House Finance Chair Eric Nelson during a floor session.
House Finance Chair Eric Nelson during a floor session.

Yet another plan to restructure taxes in West Virginia has been taken up by members of the House of Delegates.

The House Finance Committee was presented with their version of a Senate Bill 484 during a Saturday afternoon meeting.

The bill was initially presented to lawmakers by Gov. Jim Justice as a sweeping tax increase, raising some $450 million in new revenues.

As it passed out of the Senate, though, the measure only included recapturing some $12 million in annual sales tax revenue generated from some road construction purchases. Those funds are typically transferred to the state Road Fund, but the Senate’s bill would keep them in general revenue for legislative appropriation.

On Saturday, the House Finance Committee was presented with a new version of the bill that goes above and beyond that measure, and essentially refutes the economic theory behind previous tax reform measures considered in the Senate.

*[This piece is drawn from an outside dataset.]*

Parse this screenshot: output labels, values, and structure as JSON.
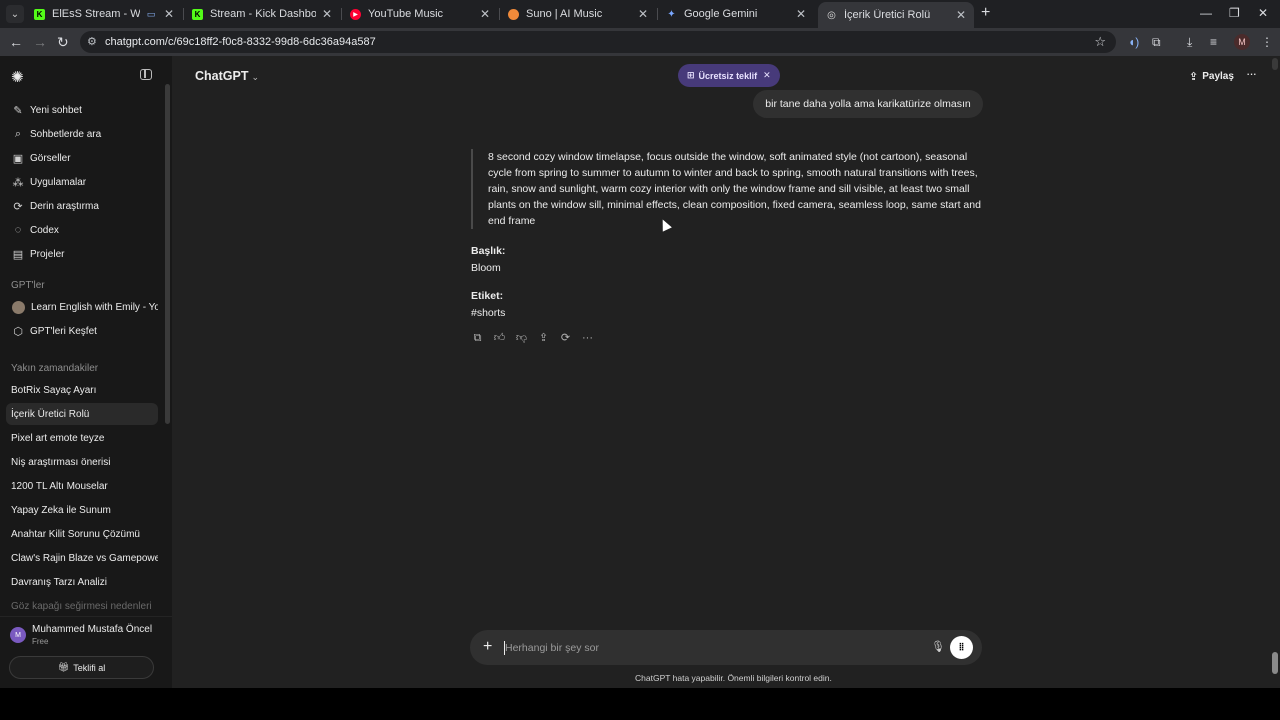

The new House version of Senate Bill 484 is a “broadening the base” measure, according to House Finance Chair Eric Nelson. It still contains the capture of state Road Fund dollars, but also gets rid of several exemptions in the consumer sales tax in two phases.

The House Finance Committee during a February meeting.

On July 1 of this year, salon services, contracting services, and cell phone bills would be subject to the sales tax. The exemptions for gym memberships, electronic data services, primary opinion research, and some direct use services would end on October 1.

On July 1, 2018, the bill would reduce the states 6 percent sales tax to 5.5 percent. It would again reduce to 5 percent on July 1, 2019, and 4.75 percent on July 1, 2020.